Temuan tersebut memperkuat kekhawatiran bahwa vape telah bertransformasi dari sekadar perangkat alternatif rokok menjadi medium baru dalam peredaran narkotika. BNN juga mengungkapkan bahwa perkembangan jenis narkotika semakin pesat, dengan sedikitnya 175 jenis zat psikoaktif baru (New Psychoactive Substances/NPS) telah teridentifikasi di Indonesia.
Dalam pandangan BNN, pelarangan vape dinilai dapat menjadi salah satu langkah strategis untuk menekan penyalahgunaan zat berbahaya tersebut. Dengan menghilangkan media konsumsi, diharapkan distribusi zat seperti etomidate dapat ditekan secara signifikan. Pendekatan ini dinilai serupa dengan upaya pengendalian penggunaan alat tertentu dalam konsumsi narkotika lainnya.

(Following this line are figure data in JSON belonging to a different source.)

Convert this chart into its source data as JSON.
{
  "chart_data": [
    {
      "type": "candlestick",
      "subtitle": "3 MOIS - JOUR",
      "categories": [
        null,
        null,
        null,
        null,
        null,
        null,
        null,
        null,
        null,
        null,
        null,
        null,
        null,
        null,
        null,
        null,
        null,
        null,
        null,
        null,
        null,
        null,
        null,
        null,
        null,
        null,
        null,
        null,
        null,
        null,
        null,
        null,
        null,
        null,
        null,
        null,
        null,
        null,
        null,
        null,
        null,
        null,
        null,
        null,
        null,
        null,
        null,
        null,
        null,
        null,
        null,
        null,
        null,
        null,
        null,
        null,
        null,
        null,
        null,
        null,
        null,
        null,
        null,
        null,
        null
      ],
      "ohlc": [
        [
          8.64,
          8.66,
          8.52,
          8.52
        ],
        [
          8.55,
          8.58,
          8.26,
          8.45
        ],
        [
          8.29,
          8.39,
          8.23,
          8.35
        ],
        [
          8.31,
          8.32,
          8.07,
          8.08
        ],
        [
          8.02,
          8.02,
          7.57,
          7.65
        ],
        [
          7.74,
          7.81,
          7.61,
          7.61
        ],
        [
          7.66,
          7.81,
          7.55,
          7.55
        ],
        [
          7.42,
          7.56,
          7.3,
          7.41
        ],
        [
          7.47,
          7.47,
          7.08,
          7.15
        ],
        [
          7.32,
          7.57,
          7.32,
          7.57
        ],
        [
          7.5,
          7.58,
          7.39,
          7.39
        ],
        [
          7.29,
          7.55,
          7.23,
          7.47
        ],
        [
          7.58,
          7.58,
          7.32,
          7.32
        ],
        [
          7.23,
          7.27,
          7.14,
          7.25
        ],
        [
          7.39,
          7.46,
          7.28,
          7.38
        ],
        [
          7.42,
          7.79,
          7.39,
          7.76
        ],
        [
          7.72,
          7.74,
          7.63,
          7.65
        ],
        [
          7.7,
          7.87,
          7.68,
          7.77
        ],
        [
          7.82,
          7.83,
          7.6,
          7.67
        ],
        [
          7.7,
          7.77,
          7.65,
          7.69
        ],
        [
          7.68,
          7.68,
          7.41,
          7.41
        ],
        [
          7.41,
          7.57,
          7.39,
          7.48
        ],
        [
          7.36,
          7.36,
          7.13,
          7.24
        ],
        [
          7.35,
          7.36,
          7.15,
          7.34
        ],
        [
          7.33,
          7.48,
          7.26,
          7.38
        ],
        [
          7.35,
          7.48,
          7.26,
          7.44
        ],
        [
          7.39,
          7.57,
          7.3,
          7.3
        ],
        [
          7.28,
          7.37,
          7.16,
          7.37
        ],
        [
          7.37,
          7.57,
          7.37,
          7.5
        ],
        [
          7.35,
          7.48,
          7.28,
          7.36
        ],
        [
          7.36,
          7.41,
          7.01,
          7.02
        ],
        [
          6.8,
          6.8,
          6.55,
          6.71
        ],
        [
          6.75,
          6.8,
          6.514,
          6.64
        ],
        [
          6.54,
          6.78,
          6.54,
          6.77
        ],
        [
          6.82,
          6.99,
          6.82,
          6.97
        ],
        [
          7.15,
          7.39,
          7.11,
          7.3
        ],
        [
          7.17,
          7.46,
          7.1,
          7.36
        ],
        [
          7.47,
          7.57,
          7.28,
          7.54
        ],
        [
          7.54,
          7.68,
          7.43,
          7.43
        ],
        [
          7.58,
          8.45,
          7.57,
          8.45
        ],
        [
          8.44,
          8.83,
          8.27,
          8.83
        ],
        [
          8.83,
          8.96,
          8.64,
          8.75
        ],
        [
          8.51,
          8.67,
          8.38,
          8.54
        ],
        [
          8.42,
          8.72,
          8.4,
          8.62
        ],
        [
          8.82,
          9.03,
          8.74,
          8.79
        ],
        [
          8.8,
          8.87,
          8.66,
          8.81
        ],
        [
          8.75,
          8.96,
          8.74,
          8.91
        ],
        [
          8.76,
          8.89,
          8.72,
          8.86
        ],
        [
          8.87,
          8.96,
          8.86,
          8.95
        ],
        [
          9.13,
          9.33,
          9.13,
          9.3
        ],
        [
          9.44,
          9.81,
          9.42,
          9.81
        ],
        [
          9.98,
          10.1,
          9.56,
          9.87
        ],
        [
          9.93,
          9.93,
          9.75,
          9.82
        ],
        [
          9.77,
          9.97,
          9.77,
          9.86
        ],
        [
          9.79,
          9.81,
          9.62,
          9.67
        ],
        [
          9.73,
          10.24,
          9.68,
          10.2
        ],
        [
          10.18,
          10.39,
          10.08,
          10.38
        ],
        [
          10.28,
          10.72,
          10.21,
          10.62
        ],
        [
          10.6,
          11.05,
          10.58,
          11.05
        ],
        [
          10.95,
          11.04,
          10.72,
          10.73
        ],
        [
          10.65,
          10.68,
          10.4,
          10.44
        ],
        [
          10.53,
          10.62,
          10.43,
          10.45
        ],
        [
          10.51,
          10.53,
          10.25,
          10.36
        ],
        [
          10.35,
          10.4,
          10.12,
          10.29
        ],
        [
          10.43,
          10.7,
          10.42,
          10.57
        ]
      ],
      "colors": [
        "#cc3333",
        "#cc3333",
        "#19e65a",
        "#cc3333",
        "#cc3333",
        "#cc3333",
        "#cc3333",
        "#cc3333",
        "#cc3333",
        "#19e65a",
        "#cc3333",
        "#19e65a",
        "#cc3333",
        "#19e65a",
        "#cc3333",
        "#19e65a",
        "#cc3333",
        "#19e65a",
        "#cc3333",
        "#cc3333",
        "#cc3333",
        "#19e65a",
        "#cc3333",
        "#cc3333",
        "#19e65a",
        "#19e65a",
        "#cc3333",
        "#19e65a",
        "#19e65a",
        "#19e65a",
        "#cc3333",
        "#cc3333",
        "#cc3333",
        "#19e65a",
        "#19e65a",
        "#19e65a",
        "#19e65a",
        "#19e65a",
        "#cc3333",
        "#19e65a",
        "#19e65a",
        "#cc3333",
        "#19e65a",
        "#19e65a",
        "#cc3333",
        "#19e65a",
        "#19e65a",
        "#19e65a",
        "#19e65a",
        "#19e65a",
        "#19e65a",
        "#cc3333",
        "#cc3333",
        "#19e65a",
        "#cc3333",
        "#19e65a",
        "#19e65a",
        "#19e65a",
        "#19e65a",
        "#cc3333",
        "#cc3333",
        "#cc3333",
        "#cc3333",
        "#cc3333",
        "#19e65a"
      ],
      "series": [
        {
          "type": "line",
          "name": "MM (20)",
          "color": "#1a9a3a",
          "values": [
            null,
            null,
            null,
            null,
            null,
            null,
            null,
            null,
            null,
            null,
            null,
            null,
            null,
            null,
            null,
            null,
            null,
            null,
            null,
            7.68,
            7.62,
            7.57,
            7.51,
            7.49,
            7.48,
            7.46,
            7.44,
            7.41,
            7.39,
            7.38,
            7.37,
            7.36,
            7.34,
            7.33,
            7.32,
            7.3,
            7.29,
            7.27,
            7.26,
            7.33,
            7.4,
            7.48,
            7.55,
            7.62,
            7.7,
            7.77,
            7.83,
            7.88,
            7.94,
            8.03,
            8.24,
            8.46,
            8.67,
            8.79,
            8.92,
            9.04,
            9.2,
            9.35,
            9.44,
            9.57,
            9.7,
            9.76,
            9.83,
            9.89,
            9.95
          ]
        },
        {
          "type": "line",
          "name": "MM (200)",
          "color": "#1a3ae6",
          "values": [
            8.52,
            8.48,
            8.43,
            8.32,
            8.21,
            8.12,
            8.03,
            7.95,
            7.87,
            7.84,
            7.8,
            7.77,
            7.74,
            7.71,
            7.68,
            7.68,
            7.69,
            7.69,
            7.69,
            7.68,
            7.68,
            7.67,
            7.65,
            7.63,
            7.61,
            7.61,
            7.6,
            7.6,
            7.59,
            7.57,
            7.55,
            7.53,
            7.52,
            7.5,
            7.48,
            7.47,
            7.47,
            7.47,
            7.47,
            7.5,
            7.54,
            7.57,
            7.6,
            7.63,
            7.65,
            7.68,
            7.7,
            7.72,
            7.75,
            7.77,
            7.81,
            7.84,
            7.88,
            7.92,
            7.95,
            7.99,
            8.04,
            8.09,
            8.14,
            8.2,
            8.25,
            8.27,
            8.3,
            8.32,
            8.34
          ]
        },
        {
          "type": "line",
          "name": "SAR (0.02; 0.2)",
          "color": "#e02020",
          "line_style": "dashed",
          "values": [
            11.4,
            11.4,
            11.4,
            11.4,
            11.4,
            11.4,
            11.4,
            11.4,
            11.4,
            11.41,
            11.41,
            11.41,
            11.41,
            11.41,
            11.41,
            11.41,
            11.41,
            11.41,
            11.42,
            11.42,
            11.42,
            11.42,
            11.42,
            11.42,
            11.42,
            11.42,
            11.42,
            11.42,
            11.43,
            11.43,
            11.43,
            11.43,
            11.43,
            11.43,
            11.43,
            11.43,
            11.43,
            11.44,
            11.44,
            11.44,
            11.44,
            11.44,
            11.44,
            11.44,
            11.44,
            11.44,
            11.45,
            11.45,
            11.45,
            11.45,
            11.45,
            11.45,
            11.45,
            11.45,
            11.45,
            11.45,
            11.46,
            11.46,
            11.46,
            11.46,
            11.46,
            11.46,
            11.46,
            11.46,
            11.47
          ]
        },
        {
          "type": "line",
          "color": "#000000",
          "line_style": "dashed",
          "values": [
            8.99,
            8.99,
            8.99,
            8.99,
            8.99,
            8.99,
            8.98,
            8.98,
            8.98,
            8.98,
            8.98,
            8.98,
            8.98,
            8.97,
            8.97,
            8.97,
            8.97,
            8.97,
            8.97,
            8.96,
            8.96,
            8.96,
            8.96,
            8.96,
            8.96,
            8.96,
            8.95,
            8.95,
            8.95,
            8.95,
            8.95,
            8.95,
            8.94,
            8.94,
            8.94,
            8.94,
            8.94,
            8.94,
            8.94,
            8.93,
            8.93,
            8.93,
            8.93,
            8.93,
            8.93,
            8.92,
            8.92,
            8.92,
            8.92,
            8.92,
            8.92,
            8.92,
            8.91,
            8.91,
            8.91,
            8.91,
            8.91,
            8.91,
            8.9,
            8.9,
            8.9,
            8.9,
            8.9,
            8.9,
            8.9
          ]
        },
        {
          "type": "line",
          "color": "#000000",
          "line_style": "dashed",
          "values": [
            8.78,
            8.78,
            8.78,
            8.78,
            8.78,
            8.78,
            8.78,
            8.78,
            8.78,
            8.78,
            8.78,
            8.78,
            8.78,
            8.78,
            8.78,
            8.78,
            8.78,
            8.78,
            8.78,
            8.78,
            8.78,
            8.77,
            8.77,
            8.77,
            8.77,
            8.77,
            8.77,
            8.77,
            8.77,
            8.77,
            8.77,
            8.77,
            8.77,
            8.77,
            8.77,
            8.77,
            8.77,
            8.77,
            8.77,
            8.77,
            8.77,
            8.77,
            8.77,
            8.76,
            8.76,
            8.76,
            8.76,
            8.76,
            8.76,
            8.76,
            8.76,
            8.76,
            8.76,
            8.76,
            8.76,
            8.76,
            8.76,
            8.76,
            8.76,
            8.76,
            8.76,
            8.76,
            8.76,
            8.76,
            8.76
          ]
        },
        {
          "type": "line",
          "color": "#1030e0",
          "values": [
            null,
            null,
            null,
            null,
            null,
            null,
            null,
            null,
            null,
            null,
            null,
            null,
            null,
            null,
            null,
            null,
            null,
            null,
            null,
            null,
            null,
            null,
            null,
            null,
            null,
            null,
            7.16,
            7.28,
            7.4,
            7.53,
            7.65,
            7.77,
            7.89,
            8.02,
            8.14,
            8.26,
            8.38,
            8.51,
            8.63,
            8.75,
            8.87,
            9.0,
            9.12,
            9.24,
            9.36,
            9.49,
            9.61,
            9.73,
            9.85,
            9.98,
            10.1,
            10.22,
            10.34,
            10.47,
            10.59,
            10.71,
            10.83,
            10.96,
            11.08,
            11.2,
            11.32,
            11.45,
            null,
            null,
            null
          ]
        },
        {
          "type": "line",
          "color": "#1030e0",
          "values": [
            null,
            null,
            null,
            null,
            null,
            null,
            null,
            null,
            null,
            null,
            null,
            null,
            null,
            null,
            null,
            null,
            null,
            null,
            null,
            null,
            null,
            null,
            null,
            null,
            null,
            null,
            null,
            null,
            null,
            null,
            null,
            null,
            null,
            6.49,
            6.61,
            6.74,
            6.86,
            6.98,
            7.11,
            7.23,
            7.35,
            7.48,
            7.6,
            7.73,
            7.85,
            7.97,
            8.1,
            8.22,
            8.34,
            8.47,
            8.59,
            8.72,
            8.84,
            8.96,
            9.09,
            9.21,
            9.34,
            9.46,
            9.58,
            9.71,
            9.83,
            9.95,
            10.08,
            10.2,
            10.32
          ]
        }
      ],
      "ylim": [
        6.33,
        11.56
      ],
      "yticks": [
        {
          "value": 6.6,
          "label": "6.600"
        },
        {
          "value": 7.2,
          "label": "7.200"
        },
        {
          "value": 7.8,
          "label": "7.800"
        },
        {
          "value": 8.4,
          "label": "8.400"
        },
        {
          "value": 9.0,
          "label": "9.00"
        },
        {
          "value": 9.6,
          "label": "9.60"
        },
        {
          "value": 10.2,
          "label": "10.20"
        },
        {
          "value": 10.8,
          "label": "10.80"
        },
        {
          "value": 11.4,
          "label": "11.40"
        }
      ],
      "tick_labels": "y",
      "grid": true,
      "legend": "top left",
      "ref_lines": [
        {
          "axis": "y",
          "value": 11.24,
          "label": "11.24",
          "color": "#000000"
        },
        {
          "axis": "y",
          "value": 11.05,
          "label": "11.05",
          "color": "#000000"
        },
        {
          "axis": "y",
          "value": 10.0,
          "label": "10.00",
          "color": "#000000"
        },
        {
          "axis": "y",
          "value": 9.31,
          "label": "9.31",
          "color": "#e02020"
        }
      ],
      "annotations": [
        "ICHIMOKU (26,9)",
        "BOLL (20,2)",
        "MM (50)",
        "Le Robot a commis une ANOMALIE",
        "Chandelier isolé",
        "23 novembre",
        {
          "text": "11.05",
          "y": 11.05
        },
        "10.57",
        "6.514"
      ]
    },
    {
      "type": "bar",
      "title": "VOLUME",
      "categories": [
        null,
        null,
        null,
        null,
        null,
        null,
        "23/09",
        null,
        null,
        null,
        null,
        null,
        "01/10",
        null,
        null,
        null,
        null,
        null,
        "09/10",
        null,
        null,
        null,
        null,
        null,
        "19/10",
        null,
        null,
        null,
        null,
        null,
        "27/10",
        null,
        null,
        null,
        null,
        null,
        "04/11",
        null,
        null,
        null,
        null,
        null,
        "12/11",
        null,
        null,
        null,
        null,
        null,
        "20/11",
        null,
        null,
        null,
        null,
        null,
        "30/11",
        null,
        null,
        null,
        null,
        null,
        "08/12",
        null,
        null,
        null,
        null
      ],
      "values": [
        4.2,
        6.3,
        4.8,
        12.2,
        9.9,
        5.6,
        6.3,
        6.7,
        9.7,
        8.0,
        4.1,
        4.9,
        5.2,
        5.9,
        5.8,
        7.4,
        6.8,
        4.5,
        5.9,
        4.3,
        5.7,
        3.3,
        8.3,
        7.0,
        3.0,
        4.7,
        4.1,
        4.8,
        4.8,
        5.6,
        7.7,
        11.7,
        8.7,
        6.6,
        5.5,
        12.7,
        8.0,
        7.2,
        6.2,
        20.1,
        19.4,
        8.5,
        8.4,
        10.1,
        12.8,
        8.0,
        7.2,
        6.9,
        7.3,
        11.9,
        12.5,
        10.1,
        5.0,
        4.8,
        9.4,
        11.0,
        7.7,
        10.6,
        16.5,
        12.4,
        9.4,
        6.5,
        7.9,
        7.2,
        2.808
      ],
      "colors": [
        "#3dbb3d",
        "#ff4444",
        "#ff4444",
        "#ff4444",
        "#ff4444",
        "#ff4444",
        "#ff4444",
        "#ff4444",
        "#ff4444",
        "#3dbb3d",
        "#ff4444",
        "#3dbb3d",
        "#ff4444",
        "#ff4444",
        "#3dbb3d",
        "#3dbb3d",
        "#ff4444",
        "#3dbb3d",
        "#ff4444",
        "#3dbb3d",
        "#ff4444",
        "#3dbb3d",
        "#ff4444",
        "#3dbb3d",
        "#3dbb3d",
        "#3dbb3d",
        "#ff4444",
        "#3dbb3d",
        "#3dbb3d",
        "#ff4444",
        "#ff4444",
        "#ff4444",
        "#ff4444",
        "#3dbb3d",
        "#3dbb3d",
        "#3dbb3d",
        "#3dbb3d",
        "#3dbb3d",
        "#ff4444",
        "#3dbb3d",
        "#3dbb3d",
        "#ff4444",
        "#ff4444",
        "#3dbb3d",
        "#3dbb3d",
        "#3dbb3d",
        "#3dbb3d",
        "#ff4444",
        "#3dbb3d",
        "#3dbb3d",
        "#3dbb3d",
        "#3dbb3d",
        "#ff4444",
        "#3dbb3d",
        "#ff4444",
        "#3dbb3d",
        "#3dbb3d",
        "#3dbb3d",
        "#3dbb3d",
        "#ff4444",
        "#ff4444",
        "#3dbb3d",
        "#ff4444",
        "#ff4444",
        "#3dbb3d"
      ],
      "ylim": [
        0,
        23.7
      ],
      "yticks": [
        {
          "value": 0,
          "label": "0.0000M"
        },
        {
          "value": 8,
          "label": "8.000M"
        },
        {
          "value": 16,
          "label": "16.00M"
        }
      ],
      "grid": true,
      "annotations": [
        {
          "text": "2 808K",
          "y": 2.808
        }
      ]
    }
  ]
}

Meski demikian, wacana pelarangan vape diperkirakan akan memicu perdebatan, terutama terkait dampaknya terhadap industri rokok elektrik dan pengguna yang memanfaatkan vape sebagai alternatif rokok konvensional. Pemerintah diharapkan mampu menyeimbangkan aspek penegakan hukum dengan pertimbangan sosial dan ekonomi dalam merumuskan kebijakan yang komprehensif.